Busy weekend, I didn’t get to read Sunday’s New York Times until today. The headlines were dated but there is no better place to get a hefty weekly dose of news about art and culture. However, the cover of The New York Times Magazine stopped me cold. There in neo-classical, alabaster, pearlescent glory is the image of Lena Dunham, representing “The Culture Issue.” Help me please! This inane myopic attempt succeeded only in portraying culture as so much white bread – bland and unappealing. That cover image also begs the question – can you really equate Dunham with culture? She seems more of pop tart to me. When I saw that cover I wanted to scream to someone at the Times, “Seriously?”
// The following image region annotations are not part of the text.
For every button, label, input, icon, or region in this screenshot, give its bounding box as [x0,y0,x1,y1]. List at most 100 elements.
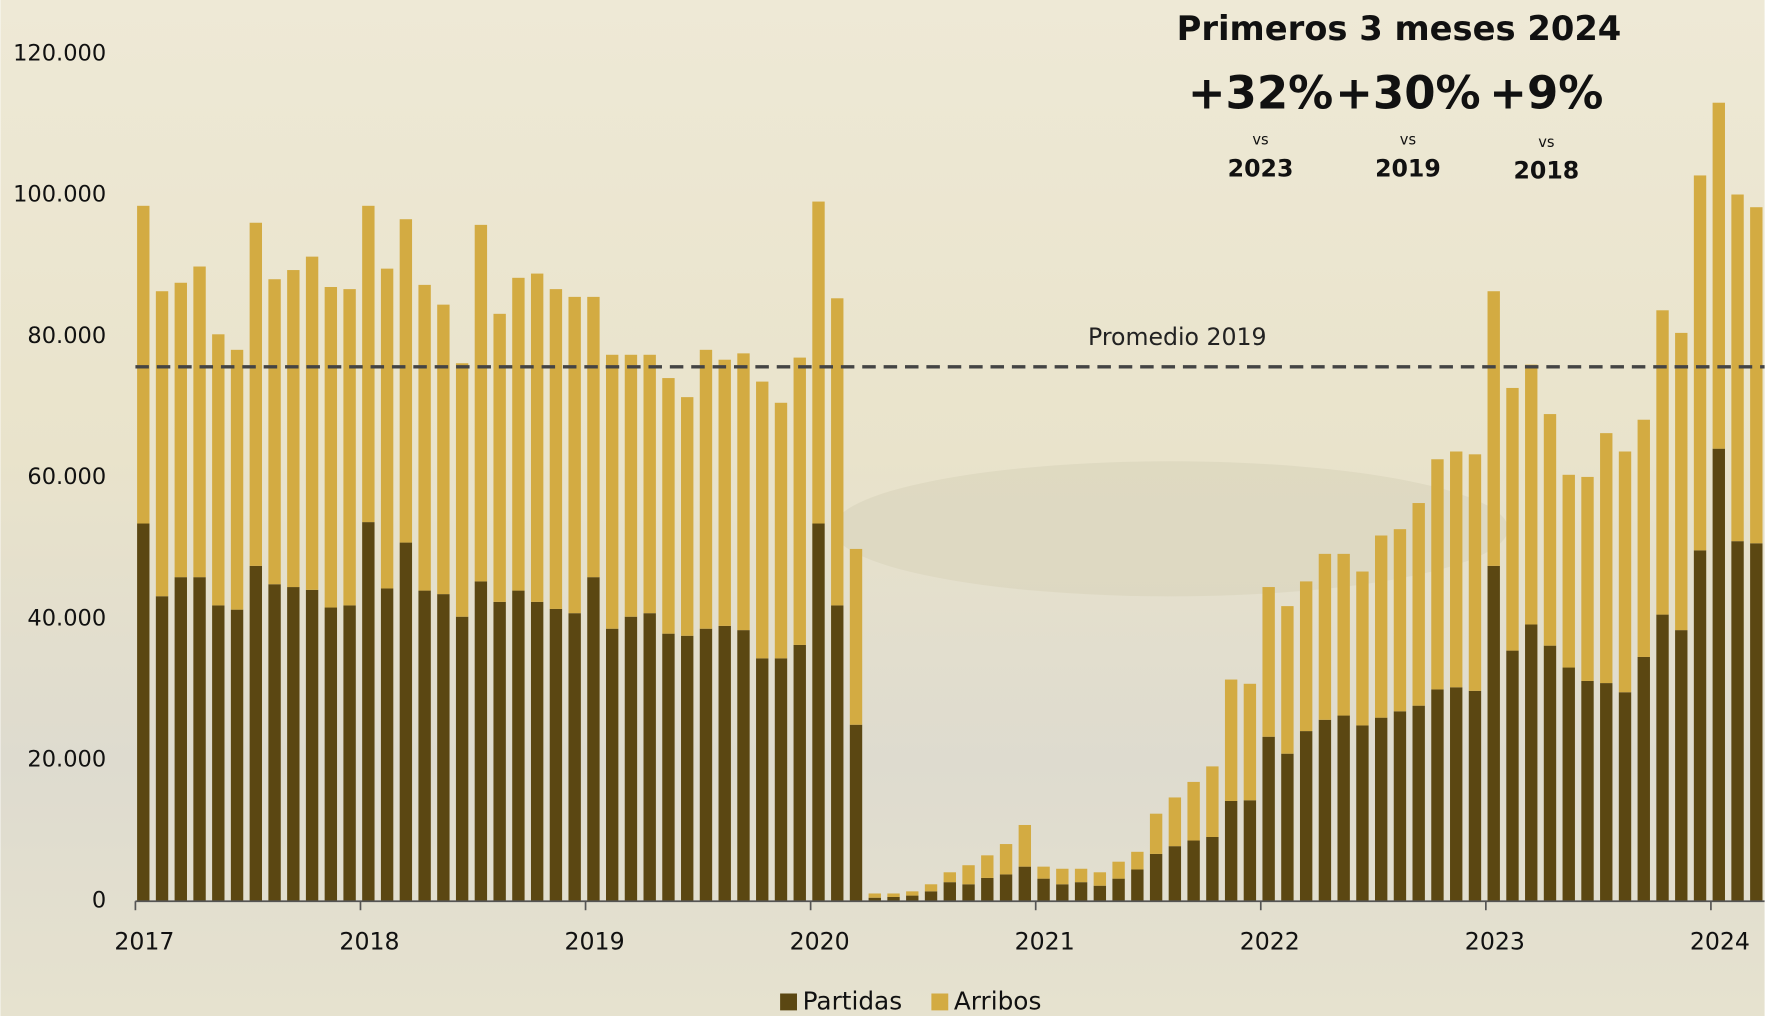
x-tick-label: 2022 [1240,927,1300,955]
y-tick-label: 60.000 [27,464,106,490]
bar-segment [137,523,150,902]
y-tick-label: 20.000 [27,747,106,773]
bar-segment [981,855,994,878]
bar-segment [812,523,825,902]
y-tick-label: 120.000 [13,41,106,67]
bar-segment [681,635,694,902]
bar-segment [1506,387,1519,651]
x-tick-label: 2021 [1015,927,1075,955]
bar-segment [287,270,300,588]
bar-segment [437,594,450,902]
annotation-change: +30% [1335,67,1480,120]
bar-segment [549,289,563,609]
bar-segment [1656,310,1669,615]
bar-segment [699,628,713,902]
bar-segment [1224,800,1238,902]
bar-segment [530,273,544,602]
bar-segment [155,596,169,902]
bar-segment [305,589,319,902]
bar-segment [380,588,394,902]
bar-segment [399,219,413,543]
bar-segment [1562,474,1575,668]
annotation-vs: vs [1400,132,1416,149]
bar-segment [1393,529,1407,712]
bar-segment [418,590,431,902]
bar-segment [793,357,806,645]
bar-segment [212,605,225,902]
bar-segment [962,884,975,902]
reference-label: Promedio 2019 [1088,323,1267,351]
bar-segment [774,402,788,659]
legend-label: Arribos [954,986,1041,1015]
annotation-title: Primeros 3 meses 2024 [1177,9,1622,48]
bar-segment [887,893,900,897]
bar-segment [1168,846,1182,902]
bar-segment [362,205,375,523]
bar-segment [1356,725,1369,902]
bar-segment [1431,689,1444,902]
bar-segment [1618,451,1632,693]
bar-segment [1149,853,1163,902]
bar-segment [1037,878,1050,902]
bar-segment [831,605,844,902]
bar-segment [1675,630,1688,902]
bar-segment [437,304,450,595]
annotation-change: +9% [1489,67,1603,120]
bar-segment [1018,824,1032,867]
bar-segment [324,286,338,608]
bar-segment [1299,731,1313,902]
bar-segment [868,893,881,898]
bar-segment [1281,606,1294,754]
bar-segment [305,256,319,590]
bar-segment [718,359,731,626]
annotation-year: 2018 [1513,157,1579,185]
bar-segment [1487,565,1500,902]
bar-segment [906,891,919,896]
bar-segment [1131,851,1144,870]
bar-segment [493,313,506,602]
bar-segment [512,277,525,591]
bar-segment [1037,866,1050,879]
bar-segment [287,587,300,902]
bar-segment [343,289,356,606]
annotation-year: 2019 [1375,154,1441,182]
bar-segment [174,577,187,902]
bar-segment [212,334,225,606]
bar-segment [662,633,675,902]
bar-segment [831,298,844,606]
bar-segment [1693,175,1707,551]
bar-segment [1187,840,1200,902]
bar-segment [943,872,956,883]
bar-segment [1243,683,1257,801]
bar-segment [1656,614,1669,902]
bar-segment [1131,869,1144,902]
bar-segment [1318,553,1332,720]
annotation-vs: vs [1252,132,1268,149]
bar-segment [474,224,488,582]
bar-segment [568,296,581,614]
bar-segment [1637,656,1650,902]
legend-swatch [780,993,797,1011]
x-tick-label: 2023 [1465,927,1525,955]
bar-segment [962,865,975,885]
bar-segment [1525,364,1538,625]
bar-segment [1525,624,1538,902]
x-tick-label: 2024 [1690,927,1750,955]
bar-segment [624,616,638,902]
bar-segment [737,630,750,902]
bar-segment [981,877,994,902]
bar-segment [868,897,881,902]
bar-segment [155,291,169,597]
bar-segment [1318,719,1332,902]
bar-segment [1412,503,1425,706]
bar-segment [1487,291,1500,566]
bar-segment [1693,550,1707,902]
bar-segment [1712,448,1725,902]
bar-segment [1074,882,1088,902]
bar-segment [1393,711,1407,902]
bar-segment [662,378,675,634]
bar-segment [1056,884,1069,902]
bar-segment [774,658,788,902]
bar-segment [1750,207,1763,544]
How does anyone who actually understands the breath and depth of culture think that an image that is the visual antithesis of the cultural vibrancy today, would possibly resonate. I thought we’d gotten past the white bread focus on culture. Today we’re consuming the rustic, unbleached flour, brown, black, spicy, seeded, hearty, unsliced, tasty, tear-off-a-hunk-with-your-hands stuff – the cultural equivalent of an organic bread basket.
Inside “The Culture Issue” was better – more colorful, relevant and diverse – as culture should be. Dunham’s cover challenged the content instead of complementing it – like using Wonderbread to illustrate artisanal baking.